Open Source Politics and Religion
I just sent the following to an email list I’m on (Google Group Next Net), and thought it would be worth sharing here:
I’ve been involved with R.U. Sirius in instigating an International Open Source Party (version 2.0 – we tried it before but it didn’t quite launch). He wrote about it here. This article includes the principles I came up with for Open Source politics, which I include below. Open Source is not a religion, i.e. not based on faith in something that can’t be observed or experienced. It’s about transparency: when we apply the term Open Source we’re talking about following methods and processes in production and distribution such that whatever we define as “source code” can be observed and experienced, so to me it’s the opposite of religion. Eric Hughes once explained to me, when I was new to Open Source thinking, that a particular encryption tool should be Open Source so that its source could be examined and its effectiveness and integrity verified. Politics should be like this, and if we all insisted on this approach, religion would be transformed into practice (a la Buddhism and 4th Way) rather than dogma (a la much of Christianity).
Principles of Open Source Politics:
Openness
Many of us who are tech-focused have come to understand the power of open approaches and open architectures. Even technologies that aren’t strictly “Open Source” benefit from Open APIs and exposure of operating code (kind of inherent with scripting languages like Perl and PHP). When we know how something works, we know how to work with it. And we know how to transform it to meet our needs.

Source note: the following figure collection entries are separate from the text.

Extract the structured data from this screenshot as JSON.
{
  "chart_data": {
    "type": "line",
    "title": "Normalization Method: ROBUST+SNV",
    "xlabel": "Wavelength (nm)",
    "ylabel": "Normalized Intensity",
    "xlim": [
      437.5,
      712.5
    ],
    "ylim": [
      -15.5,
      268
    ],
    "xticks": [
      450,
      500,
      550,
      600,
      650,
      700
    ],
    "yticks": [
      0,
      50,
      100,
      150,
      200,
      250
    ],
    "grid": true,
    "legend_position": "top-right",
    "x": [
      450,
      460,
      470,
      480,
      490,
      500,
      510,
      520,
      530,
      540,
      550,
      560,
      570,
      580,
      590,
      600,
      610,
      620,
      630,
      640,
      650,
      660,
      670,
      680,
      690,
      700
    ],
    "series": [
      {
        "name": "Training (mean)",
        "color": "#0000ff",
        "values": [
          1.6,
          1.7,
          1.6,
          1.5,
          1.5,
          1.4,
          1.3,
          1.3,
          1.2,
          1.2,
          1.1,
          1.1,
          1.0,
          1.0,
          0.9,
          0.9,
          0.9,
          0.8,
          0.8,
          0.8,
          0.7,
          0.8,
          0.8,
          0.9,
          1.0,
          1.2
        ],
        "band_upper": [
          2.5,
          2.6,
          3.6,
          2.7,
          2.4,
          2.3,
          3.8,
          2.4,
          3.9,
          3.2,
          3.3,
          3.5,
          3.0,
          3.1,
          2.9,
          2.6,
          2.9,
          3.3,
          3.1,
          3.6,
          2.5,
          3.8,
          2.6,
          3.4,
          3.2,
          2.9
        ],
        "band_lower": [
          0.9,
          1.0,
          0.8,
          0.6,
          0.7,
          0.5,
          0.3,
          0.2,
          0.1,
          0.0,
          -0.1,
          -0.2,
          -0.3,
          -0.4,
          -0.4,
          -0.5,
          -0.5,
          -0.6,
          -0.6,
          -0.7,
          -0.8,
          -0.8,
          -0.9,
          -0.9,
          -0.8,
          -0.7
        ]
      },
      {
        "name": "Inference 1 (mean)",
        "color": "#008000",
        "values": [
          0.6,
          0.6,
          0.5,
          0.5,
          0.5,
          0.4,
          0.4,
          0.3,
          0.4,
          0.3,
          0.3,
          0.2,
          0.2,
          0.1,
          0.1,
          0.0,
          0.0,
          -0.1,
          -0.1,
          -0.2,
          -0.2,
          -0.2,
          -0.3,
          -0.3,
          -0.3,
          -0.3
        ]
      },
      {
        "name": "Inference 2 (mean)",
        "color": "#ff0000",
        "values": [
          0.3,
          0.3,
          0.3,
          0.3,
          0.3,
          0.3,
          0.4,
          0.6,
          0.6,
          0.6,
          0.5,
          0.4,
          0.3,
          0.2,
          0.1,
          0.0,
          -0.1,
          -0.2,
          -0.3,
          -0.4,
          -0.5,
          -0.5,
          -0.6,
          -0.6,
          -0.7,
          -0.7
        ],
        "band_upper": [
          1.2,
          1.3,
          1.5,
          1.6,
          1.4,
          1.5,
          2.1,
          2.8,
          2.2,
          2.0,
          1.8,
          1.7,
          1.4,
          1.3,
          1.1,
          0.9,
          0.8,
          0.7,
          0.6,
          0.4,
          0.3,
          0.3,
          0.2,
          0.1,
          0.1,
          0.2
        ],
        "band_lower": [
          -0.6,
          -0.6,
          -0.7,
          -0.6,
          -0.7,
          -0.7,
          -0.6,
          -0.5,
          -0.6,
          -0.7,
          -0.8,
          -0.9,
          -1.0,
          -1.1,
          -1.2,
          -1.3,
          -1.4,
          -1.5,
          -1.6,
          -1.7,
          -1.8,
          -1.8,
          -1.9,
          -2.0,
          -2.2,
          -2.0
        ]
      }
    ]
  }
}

Government should be as open and transparent as possible. There may be some rationales for closed doors, but few — for the most part, citizens should be able to clearly see how decisions are made. That’s a key component of our political platform: we want to see the actual “source code” for the decisions that affect our lives.
Collaboration
Open Source projects are often highly collaborative and can involve many stakeholders, not just manager and coders. The Open Source Party sees this as a great way to do government. (I’m partial to charrette methodology, personally.)
Emergent Leadership
Effective action and decison-making requires leadership. In an Open Source form of politics, leaders emerge through merit -— by providing real leadership and direction, not by appointment, assignment, or election. Nobody made Linus Torvalds the lead for Linux, or Matt Mullenweg the lead for WordPress. They saw a need, created a project, and found an effective following who acknowledged their vision, expertise, and ability to manage and lead. Emergent leaders aren’t handed authority. They earn it, and if they cease to be engaged or effective, they pass the baton to other leaders who emerge from within the group.
Extensible and Adaptable
Open Source projects and structures are agile and malleable. They can be adapted and extended as requirements changed. Governance should have this kind of flexibility, and our system of governance in the U.S. was actually built that way. We should ensure that bureaucracies and obsolete rule sets don’t undermine that flexibility.